Isn't This Just Too Rich
And we do mean Too Rich, on every level.
Or, as Max Speaks: "The Vice President is bullish on America. Not.
And as the Kiplinger Report analyzes:
Vice President Cheney's financial advisers are apparently betting on a rise in inflation and interest rates and on a decline in the value of the dollar against foreign currencies. That's the conclusion we draw after scouring the financial disclosure form released by Cheney this week.
Okay, their wealth is probably in a blind trust, but it turns out, disclosure has its own blind spot.
As of the end of last year, Cheney and his wife, Lynne, held between $10 million and $25 million in Vanguard Short-Term Tax-Exempt fund (it's impossible to be more precise because the disclosure form lists holdings within ranges).(My emphasis)
The main point of the article seems to be that the Cheneys' advisors have similar holdings in a fund that invests in "mainly high-quality foreign bonds (predominantly in Europe) and rarely hedges against possible increases in the value of the dollar." As Max points out, that would be the "old" Europe.

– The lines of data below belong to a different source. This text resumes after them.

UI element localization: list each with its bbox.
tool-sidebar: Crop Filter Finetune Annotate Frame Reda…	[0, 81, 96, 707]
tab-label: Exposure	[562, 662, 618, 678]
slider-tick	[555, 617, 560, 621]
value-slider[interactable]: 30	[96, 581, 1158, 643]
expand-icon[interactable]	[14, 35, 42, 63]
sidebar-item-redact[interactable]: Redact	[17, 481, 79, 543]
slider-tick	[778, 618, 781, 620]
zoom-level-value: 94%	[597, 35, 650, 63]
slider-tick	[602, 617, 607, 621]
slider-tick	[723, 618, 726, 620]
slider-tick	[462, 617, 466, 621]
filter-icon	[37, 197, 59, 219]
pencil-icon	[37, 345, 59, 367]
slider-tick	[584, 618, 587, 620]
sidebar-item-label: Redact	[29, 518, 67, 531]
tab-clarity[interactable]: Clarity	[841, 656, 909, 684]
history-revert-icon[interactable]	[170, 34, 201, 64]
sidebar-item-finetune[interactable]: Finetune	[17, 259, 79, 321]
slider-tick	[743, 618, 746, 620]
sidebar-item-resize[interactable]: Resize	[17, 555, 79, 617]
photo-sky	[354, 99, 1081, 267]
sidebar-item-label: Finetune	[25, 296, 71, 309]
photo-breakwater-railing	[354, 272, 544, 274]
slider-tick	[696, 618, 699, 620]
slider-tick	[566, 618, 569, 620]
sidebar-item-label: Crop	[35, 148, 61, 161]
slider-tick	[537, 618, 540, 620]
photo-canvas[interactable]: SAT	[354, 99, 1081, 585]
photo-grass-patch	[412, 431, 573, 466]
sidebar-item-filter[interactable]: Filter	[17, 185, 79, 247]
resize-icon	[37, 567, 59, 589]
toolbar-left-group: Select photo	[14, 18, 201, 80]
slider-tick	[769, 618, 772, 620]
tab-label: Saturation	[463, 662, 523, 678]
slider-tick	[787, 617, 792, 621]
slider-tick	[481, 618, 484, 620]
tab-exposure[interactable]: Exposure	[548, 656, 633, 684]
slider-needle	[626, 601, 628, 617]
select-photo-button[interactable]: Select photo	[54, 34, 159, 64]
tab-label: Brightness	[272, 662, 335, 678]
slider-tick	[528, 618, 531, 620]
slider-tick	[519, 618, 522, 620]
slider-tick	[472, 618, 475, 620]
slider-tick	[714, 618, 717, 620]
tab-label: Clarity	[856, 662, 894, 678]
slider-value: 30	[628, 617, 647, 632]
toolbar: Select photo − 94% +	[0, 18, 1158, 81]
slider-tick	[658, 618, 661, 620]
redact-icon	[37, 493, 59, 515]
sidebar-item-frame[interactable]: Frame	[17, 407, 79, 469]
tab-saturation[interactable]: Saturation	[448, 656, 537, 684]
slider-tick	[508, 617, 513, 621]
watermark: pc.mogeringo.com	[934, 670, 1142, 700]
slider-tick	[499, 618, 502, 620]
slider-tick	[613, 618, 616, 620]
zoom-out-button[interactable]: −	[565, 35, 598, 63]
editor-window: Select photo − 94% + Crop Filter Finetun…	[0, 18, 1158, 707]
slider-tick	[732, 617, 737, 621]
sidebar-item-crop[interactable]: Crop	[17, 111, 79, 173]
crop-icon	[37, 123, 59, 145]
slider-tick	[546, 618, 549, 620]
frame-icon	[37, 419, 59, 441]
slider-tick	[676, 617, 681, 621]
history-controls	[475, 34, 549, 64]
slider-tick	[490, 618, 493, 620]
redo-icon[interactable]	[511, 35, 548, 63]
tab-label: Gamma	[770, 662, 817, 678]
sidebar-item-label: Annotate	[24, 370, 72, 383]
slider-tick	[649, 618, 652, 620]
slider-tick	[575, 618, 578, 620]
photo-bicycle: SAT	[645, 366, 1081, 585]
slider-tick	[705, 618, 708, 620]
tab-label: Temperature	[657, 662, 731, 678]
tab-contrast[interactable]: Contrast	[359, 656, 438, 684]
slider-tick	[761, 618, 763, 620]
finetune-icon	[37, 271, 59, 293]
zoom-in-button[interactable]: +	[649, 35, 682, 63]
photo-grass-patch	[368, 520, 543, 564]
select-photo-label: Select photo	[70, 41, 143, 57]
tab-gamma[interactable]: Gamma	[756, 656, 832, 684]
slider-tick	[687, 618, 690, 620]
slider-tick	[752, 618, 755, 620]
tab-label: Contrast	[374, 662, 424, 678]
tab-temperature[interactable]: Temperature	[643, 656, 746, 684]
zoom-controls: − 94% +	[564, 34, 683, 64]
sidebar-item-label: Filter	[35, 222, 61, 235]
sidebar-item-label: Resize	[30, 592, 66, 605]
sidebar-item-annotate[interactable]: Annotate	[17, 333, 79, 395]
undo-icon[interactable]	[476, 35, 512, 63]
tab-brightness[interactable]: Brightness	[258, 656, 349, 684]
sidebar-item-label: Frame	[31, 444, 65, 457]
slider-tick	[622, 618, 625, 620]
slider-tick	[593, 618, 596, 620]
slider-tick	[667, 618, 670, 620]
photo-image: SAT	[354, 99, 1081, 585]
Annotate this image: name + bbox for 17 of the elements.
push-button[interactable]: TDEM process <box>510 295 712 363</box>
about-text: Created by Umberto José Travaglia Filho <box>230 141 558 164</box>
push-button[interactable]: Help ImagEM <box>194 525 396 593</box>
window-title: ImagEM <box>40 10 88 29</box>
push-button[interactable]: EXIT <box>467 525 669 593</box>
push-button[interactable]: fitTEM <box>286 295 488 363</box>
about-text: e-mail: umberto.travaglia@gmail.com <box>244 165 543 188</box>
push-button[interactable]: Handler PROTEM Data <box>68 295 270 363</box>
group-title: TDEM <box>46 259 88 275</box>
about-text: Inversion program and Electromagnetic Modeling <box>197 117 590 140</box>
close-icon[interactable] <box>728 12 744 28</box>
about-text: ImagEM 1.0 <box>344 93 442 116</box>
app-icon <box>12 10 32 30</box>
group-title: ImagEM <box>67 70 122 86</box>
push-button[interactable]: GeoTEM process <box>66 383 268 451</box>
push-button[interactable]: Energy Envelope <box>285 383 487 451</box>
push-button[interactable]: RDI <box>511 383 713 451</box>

President Bush and family aren't as rich as Cheney and family, but then George hasn't been as successful at corporate governance as has Cheney, succesful for himself, that is, he left Halliburton in a mess, although he has certainly been doing all he can as Vice-President to, uh, make it up to his former employer, and doesn't he still have some kind of stock options?
BTW, no wonder Bush thinks IRAs are such a good deal - his contains $87,074, although his Health Savings Account is only worth between $1,000 and $15,000. Why do I think this is a show account, and that the First Family is not depending on it as their only insurance against illness?